WASHINGTON -- Former U.S. and European diplomats and other political experts are warning that Russian interference in European elections is continuing unabated and that both Washington and Brussels need to cooperate more closely on the issue.
Speaking at a Senate Intelligence Committee hearing on June 28, Vesko Garcevic, a former Montenegrin ambassador to NATO, cited an attempted coup his country experienced in 2016.
Garcevic said Russia was funding a pro-Russia political party in Serbia in an attempt to undermine Montenegro’s NATO membership bid.
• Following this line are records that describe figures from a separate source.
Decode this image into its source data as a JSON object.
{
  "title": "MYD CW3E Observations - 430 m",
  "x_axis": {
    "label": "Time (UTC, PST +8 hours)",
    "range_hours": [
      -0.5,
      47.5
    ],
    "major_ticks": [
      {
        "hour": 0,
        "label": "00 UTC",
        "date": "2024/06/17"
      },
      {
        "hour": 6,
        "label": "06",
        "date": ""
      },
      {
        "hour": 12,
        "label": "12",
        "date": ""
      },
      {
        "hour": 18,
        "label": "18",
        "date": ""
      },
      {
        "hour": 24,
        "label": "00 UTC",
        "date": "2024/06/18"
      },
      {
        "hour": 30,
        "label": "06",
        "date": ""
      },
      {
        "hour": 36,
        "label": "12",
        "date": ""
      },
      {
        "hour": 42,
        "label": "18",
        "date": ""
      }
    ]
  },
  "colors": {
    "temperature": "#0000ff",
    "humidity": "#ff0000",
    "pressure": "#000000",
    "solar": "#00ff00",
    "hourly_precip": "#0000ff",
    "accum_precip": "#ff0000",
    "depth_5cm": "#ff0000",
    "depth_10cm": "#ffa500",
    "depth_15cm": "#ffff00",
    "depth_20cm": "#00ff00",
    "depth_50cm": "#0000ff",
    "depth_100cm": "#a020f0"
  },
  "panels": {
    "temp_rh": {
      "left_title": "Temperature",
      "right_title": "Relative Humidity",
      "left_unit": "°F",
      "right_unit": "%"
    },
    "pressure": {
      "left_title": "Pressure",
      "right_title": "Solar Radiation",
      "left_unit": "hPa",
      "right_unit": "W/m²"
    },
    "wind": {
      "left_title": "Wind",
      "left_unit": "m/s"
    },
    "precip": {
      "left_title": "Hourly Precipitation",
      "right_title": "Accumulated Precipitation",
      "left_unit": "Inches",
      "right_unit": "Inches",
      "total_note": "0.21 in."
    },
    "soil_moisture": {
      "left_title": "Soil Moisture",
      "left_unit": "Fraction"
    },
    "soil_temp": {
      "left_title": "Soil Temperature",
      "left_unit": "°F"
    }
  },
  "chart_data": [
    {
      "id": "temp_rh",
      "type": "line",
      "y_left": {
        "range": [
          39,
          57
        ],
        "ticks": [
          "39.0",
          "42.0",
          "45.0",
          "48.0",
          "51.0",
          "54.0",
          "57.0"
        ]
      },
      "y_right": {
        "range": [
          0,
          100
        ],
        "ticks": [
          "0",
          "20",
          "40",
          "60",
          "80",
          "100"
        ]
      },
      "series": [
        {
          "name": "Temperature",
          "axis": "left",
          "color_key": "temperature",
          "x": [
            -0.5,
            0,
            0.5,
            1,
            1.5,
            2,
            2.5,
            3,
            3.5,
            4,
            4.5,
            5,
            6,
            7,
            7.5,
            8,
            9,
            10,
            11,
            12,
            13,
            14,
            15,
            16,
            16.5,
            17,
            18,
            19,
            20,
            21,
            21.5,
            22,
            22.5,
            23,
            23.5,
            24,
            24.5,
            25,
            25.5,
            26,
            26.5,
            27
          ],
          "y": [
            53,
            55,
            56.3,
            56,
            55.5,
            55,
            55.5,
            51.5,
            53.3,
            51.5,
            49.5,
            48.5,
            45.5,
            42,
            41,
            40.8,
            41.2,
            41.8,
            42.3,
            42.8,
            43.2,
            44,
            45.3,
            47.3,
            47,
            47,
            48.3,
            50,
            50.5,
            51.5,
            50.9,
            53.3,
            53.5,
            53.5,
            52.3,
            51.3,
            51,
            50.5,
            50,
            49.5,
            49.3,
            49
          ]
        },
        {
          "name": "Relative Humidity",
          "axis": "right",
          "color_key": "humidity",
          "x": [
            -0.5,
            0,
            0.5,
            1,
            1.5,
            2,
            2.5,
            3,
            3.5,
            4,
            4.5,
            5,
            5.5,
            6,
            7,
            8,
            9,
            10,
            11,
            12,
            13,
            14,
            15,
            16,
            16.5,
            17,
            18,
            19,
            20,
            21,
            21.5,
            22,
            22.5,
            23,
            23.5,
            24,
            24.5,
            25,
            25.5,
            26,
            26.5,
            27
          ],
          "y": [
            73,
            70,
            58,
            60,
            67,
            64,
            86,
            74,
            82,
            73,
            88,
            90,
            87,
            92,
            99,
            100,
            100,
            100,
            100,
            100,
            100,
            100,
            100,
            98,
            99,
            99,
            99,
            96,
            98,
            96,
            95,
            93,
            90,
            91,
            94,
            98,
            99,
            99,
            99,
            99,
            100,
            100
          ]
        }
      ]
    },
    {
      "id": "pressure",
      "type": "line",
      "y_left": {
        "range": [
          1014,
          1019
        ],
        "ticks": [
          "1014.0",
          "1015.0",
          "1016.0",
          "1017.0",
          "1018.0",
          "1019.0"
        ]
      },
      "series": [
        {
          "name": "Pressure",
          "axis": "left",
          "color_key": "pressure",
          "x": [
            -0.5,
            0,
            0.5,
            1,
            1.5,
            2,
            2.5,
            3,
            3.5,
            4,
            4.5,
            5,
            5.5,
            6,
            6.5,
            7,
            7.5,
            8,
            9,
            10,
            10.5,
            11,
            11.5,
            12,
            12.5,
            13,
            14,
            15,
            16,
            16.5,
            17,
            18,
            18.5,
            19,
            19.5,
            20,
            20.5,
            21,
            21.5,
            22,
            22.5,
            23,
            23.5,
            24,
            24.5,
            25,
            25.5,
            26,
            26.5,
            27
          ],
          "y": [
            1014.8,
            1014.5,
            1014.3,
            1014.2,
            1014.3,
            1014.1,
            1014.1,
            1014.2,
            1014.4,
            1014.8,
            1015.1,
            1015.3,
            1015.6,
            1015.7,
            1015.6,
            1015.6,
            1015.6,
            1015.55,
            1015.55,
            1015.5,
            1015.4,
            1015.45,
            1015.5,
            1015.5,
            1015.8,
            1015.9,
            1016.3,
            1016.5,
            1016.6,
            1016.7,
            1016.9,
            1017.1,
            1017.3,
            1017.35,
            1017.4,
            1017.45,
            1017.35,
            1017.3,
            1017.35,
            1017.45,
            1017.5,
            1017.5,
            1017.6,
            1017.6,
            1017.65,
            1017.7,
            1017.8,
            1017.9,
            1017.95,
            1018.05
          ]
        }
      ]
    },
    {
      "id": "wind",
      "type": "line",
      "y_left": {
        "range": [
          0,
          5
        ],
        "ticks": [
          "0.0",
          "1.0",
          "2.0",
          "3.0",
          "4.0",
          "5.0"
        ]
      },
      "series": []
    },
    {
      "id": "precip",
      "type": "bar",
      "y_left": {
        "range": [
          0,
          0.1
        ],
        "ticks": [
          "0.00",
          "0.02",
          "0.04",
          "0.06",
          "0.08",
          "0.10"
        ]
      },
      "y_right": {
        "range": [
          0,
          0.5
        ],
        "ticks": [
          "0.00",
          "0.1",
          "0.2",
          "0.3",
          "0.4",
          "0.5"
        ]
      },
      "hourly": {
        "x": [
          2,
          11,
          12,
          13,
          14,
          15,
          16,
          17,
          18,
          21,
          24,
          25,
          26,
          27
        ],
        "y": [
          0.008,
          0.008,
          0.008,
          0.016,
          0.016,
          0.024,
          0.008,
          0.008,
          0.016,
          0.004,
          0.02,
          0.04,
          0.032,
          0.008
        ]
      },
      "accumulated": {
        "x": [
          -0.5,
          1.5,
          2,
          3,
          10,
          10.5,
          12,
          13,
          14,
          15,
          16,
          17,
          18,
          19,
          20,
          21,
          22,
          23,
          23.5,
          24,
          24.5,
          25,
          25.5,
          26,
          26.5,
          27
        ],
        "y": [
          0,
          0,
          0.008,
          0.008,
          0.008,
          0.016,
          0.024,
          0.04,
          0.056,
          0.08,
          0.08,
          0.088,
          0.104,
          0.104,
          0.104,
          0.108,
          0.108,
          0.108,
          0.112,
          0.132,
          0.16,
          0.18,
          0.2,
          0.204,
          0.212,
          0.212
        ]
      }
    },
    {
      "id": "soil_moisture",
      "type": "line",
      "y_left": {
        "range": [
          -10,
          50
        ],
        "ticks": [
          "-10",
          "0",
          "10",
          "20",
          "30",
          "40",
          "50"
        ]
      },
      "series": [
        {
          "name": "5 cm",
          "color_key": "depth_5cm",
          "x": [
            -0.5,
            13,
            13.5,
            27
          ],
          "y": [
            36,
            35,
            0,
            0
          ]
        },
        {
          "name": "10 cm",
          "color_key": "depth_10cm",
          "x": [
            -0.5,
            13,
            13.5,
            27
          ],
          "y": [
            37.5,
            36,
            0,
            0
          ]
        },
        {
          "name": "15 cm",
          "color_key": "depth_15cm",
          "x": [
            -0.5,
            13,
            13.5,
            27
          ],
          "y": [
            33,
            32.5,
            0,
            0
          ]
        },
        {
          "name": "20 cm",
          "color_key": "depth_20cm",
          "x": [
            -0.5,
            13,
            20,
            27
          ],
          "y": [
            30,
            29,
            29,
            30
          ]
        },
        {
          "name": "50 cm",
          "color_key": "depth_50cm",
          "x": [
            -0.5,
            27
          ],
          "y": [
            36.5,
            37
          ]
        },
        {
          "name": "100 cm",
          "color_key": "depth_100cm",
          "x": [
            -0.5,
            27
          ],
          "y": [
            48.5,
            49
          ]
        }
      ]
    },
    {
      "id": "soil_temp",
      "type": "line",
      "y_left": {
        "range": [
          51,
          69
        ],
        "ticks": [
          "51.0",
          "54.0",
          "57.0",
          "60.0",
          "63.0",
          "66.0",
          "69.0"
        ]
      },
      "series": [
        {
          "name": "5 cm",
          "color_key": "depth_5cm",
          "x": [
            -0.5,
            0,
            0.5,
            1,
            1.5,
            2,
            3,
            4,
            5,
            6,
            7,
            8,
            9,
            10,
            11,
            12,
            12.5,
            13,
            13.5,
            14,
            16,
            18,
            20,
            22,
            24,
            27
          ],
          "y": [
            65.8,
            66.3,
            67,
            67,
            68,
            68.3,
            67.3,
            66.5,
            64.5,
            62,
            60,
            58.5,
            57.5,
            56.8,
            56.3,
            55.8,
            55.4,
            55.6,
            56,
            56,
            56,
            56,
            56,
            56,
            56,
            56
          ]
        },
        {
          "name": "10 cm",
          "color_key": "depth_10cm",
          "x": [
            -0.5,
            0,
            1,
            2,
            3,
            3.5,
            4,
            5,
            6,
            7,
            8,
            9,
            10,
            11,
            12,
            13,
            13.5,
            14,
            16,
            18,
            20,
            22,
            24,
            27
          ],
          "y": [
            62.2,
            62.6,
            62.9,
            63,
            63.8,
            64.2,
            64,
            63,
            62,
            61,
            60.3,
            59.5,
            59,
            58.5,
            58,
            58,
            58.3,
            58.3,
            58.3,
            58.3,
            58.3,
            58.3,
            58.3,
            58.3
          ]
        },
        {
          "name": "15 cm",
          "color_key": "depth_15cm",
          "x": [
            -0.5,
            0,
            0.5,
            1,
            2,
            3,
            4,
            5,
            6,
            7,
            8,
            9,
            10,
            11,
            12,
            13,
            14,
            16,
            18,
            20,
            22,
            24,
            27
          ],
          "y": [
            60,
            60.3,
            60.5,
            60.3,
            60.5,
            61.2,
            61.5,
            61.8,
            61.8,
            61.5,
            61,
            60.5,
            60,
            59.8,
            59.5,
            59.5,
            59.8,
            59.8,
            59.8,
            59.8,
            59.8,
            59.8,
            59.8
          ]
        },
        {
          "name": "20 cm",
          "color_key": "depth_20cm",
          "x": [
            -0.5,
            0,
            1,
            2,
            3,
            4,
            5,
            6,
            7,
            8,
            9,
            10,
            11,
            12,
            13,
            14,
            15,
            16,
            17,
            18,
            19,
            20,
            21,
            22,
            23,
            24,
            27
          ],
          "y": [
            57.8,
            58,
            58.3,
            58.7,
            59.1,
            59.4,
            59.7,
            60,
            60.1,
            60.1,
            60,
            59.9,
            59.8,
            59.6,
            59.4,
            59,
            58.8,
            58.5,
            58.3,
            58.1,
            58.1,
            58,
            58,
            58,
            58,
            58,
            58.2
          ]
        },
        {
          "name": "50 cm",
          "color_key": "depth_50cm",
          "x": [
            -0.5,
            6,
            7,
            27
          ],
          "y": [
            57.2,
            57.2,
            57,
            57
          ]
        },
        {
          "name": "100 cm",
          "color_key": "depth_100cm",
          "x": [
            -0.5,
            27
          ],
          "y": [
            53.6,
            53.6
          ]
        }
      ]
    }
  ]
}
Nicholas Burns, a former senior U.S. State Department official, said Russia had targeted not only Montenegro but also recent and upcoming elections in the Netherlands, France, and Germany.
Janis Sarts, who heads a NATO-funded think tank in Riga, said the recent French presidential election showed a better way to respond to Russian efforts at hacking or spreading misinformation.
“A nation that is aware it is under attack is far more resilient than a nation that is oblivious to that,” he said.
The Senate committee is one of several congressional panels investigating Russia’s interference in the 2016 U.S. presidential election.
Those efforts have been hampered partially by President Donald Trump’s mixed messages about the U.S. intelligence community’s conclusions on the scope of the interference.